Dedicated servers - how to protect ipmi
When providing dedicated services, what is your best practise to protect IPMI either from public network or through kernel module.
Firstly, I want to be sure that if someone scans my networks and he finds some IPMI cards, he won't be able to get control of it. There were a bug that allows to send emails via supermicro IPMI through Anonymous account. I know it's a good practice to use IPMI only in local networks without public, however clients won't be happy about using VPN to access IPMI much.
Secondly, you can use ipmitool command to manage IPMI configuration without user authentication. I'd like to prevent customers of changing IPMI setting - e.g. IP address, removing my monitoring users, ...
What's your best practise? How would you have solved this issue if you had faced it?
The primary benefit of IPMI is out-of-band access for SHTF occasions, in which the kernel is typically non-functional. So, you should allow access outside the operating system. Set up a VPN or the the very least, a way for your clients to access IPMI via an ssh tunnel or something.
You are right in being wary of exposing IPMI to the public internet. If your clients complain about the additional security, then they're not the kind of customers you're going to want to deal with.
Firstly, I want to be sure that if someone scans my networks and he finds some IPMI cards, he won't be able to get control of it.
The BMCs on Supermicro systems have had some particularly nasty bugs within the last year. Make sure your systems are running the latest firmware, which addresses most of the bugs like the 'anonymous user' bug and the Infamous cipher zero bug. Note that these firmwares are only available for recent motherboards (The X8, X9 and X10 generations; usually not for the X7 generation which was being shipped 3-4 years ago), so your hardware will need to be modern hardware.
Even with the updates, Supermicro's IPMI is still subject to bugs. Passwords are transmitted over the network in the clear, etc. In my world, IPMI must absolutely be on a private network and available only from a few special management nodes.
I know it's a good practice to use IPMI only in local networks without public, however clients won't be happy about using VPN to access IPMI much.
IPMI is a great management tool for system administrators. By it's nature, this means that its also a nice backdoor for hackers. If I gain access to the IPMI network, I can do interesting things like power off all 200 machines within a few minutes, or tell every single node to PXEboot upon next boot (and potentially overwrite whatever is on the disks at the time). If you can explain this nicely to your customers, they might see the wisdom of a VPN.
Secondly, you can use ipmitool command to manage IPMI configuration without user authentication. I'd like to prevent customers of changing IPMI setting - e.g. IP address, removing my monitoring users, ...
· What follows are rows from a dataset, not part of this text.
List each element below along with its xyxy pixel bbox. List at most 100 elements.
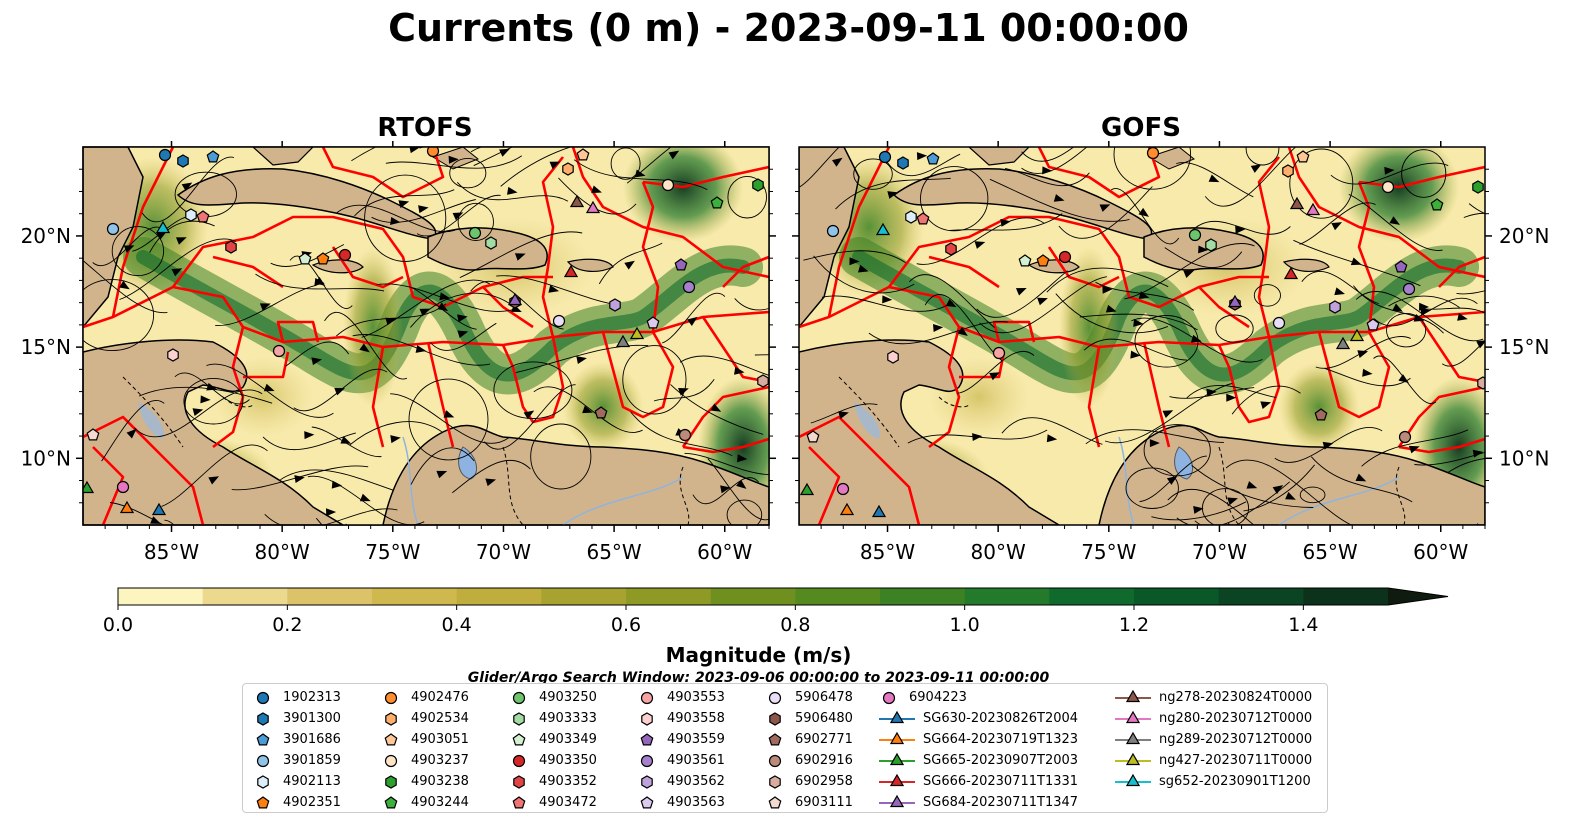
colorbar-tick-label: 0.4 xyxy=(442,614,472,636)
legend-label: 4903563 xyxy=(667,795,725,810)
legend-label: ng280-20230712T0000 xyxy=(1159,711,1313,726)
legend-entry: ng280-20230712T0000 xyxy=(1113,708,1312,729)
legend-label: 4903562 xyxy=(667,774,725,789)
float-marker xyxy=(1188,228,1202,242)
legend-column: 5906478 5906480 6902771 6902916 6902958 69031… xyxy=(763,687,853,813)
legend-marker-icon xyxy=(879,731,915,744)
float-marker xyxy=(338,248,352,262)
legend-entry: 4903561 xyxy=(635,750,725,771)
legend-label: 4903250 xyxy=(539,690,597,705)
float-marker xyxy=(875,222,891,236)
float-marker xyxy=(298,252,312,265)
float-marker xyxy=(1366,318,1380,331)
legend-marker-icon xyxy=(512,795,526,808)
legend-entry: 4903563 xyxy=(635,792,725,813)
float-marker xyxy=(468,226,482,240)
lat-tick-label: 10°N xyxy=(21,446,71,470)
colorbar-tick-label: 0.0 xyxy=(103,614,133,636)
lon-tick-label: 65°W xyxy=(586,540,641,564)
legend-marker-icon xyxy=(513,711,525,726)
float-marker xyxy=(272,344,286,358)
float-marker xyxy=(1289,196,1305,210)
legend-entry: 4903553 xyxy=(635,687,725,708)
float-marker xyxy=(878,150,892,164)
legend-marker-icon xyxy=(513,774,525,789)
float-marker xyxy=(1146,147,1160,160)
legend-label: 4903349 xyxy=(539,732,597,747)
float-marker xyxy=(585,200,601,214)
float-marker xyxy=(485,236,497,250)
float-marker xyxy=(1282,164,1294,178)
lon-tick-label: 70°W xyxy=(476,540,531,564)
legend-label: 3901300 xyxy=(283,711,341,726)
legend-column: 4903250 4903333 4903349 4903350 4903352 49034… xyxy=(507,687,597,813)
float-marker xyxy=(563,264,579,278)
legend-label: 3901859 xyxy=(283,753,341,768)
lon-tick-label: 80°W xyxy=(255,540,310,564)
legend-label: 1902313 xyxy=(283,690,341,705)
legend-entry: 4903244 xyxy=(379,792,469,813)
legend-entry: 4902534 xyxy=(379,708,469,729)
float-marker xyxy=(757,374,769,388)
float-marker xyxy=(426,147,440,158)
legend-label: ng278-20230824T0000 xyxy=(1159,690,1313,705)
legend-label: 4903352 xyxy=(539,774,597,789)
float-marker xyxy=(562,162,574,176)
legend-column: 4903553 4903558 4903559 4903561 4903562 49035… xyxy=(635,687,725,813)
colorbar-extend-arrow xyxy=(1388,588,1448,605)
colorbar-bin xyxy=(202,588,288,605)
legend-entry: 4903562 xyxy=(635,771,725,792)
legend-marker-icon xyxy=(384,691,398,704)
float-marker xyxy=(674,258,688,271)
lat-tick-label: 15°N xyxy=(1499,335,1549,359)
colorbar-bin xyxy=(626,588,712,605)
colorbar-tick-label: 0.2 xyxy=(272,614,302,636)
legend-marker-icon xyxy=(641,711,653,726)
legend-entry: 4903558 xyxy=(635,708,725,729)
legend-marker-icon xyxy=(256,795,270,808)
legend-marker-icon xyxy=(879,773,915,786)
legend-entry: 4903250 xyxy=(507,687,597,708)
legend-entry: 4903352 xyxy=(507,771,597,792)
legend-label: 3901686 xyxy=(283,732,341,747)
legend-label: 5906478 xyxy=(795,690,853,705)
legend-marker-icon xyxy=(882,691,896,704)
legend-marker-icon xyxy=(768,732,782,745)
figure-title: Currents (0 m) - 2023-09-11 00:00:00 xyxy=(388,6,1189,50)
legend-marker-icon xyxy=(384,754,398,767)
legend-label: 4903472 xyxy=(539,795,597,810)
legend-entry: sg652-20230901T1200 xyxy=(1113,771,1312,792)
float-marker xyxy=(1058,250,1072,264)
colorbar-bin xyxy=(795,588,881,605)
float-marker xyxy=(1472,180,1484,194)
float-marker xyxy=(615,334,631,348)
lat-tick-label: 10°N xyxy=(1499,446,1549,470)
float-marker xyxy=(1018,254,1032,267)
colorbar-bin xyxy=(1134,588,1220,605)
legend-entry: 4902476 xyxy=(379,687,469,708)
legend-entry: 4903472 xyxy=(507,792,597,813)
legend-marker-icon xyxy=(879,710,915,723)
legend-entry: SG666-20230711T1331 xyxy=(877,771,1078,792)
legend-label: SG684-20230711T1347 xyxy=(923,795,1079,810)
legend: 1902313 3901300 3901686 3901859 4902113 49023… xyxy=(242,683,1328,813)
legend-marker-icon xyxy=(385,711,397,726)
legend-marker-icon xyxy=(879,794,915,807)
legend-label: 4903051 xyxy=(411,732,469,747)
float-marker xyxy=(185,208,197,222)
float-marker xyxy=(119,500,135,514)
float-marker xyxy=(1296,150,1310,163)
legend-marker-icon xyxy=(640,795,654,808)
lon-tick-label: 85°W xyxy=(860,540,915,564)
legend-marker-icon xyxy=(640,732,654,745)
legend-entry: 6904223 xyxy=(877,687,1078,708)
float-marker xyxy=(167,348,179,362)
lat-tick-label: 15°N xyxy=(21,335,71,359)
colorbar-bin xyxy=(880,588,966,605)
gofs-map xyxy=(798,146,1486,526)
float-marker xyxy=(196,210,210,223)
float-marker xyxy=(1381,180,1395,194)
lon-tick-label: 65°W xyxy=(1302,540,1357,564)
legend-entry: SG664-20230719T1323 xyxy=(877,729,1078,750)
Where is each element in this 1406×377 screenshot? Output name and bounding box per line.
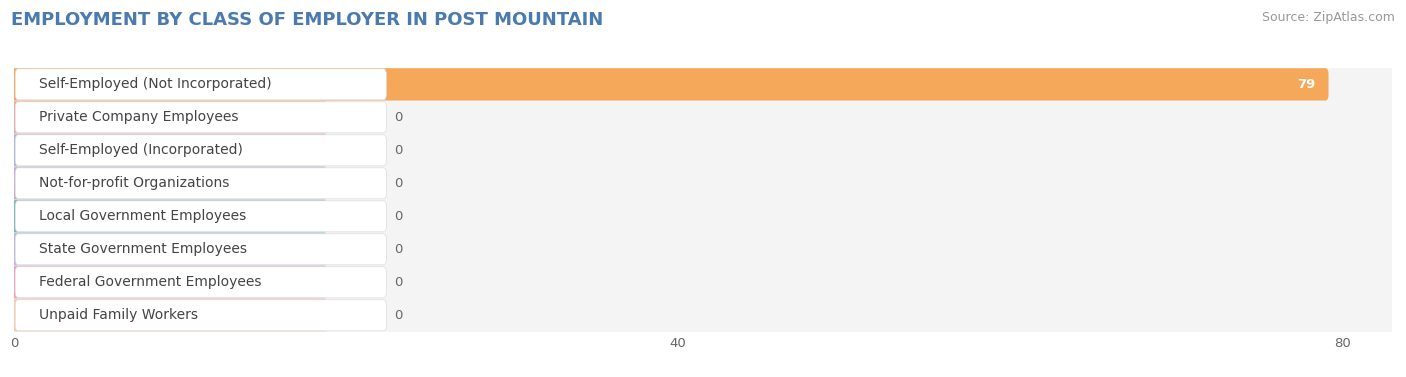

Make sure that ipmitool, FreeIPMI, etc. are not installed by default on the system. In your customer documentation, add a warning that installing these tools on the OS is a potential security problem and if they install these tools they assume some of the risk.
Ok, my probably final solution is very easy. As I have ADMIN user to the IPMI, I can write a simple interface that will run ipmitool commands to start/stop/restart servers.
For webconsole I did some research. Supermicro generates jviewer.jnlp file that contains only port numbers and some credentials. Firstly, I thought there is some signature and I can't change the content. Nevertheless, there is no signature and I can put whatever I want there.
So, as a part of my interface, I am going to create console button, that will configure a firewall to temporarily allow ports needed by console and also will download the jviewer file, update it and pass it to the client.
It'll cost me some development, but it will allow me to have management cards in local network and also have them accessible from public network when needed.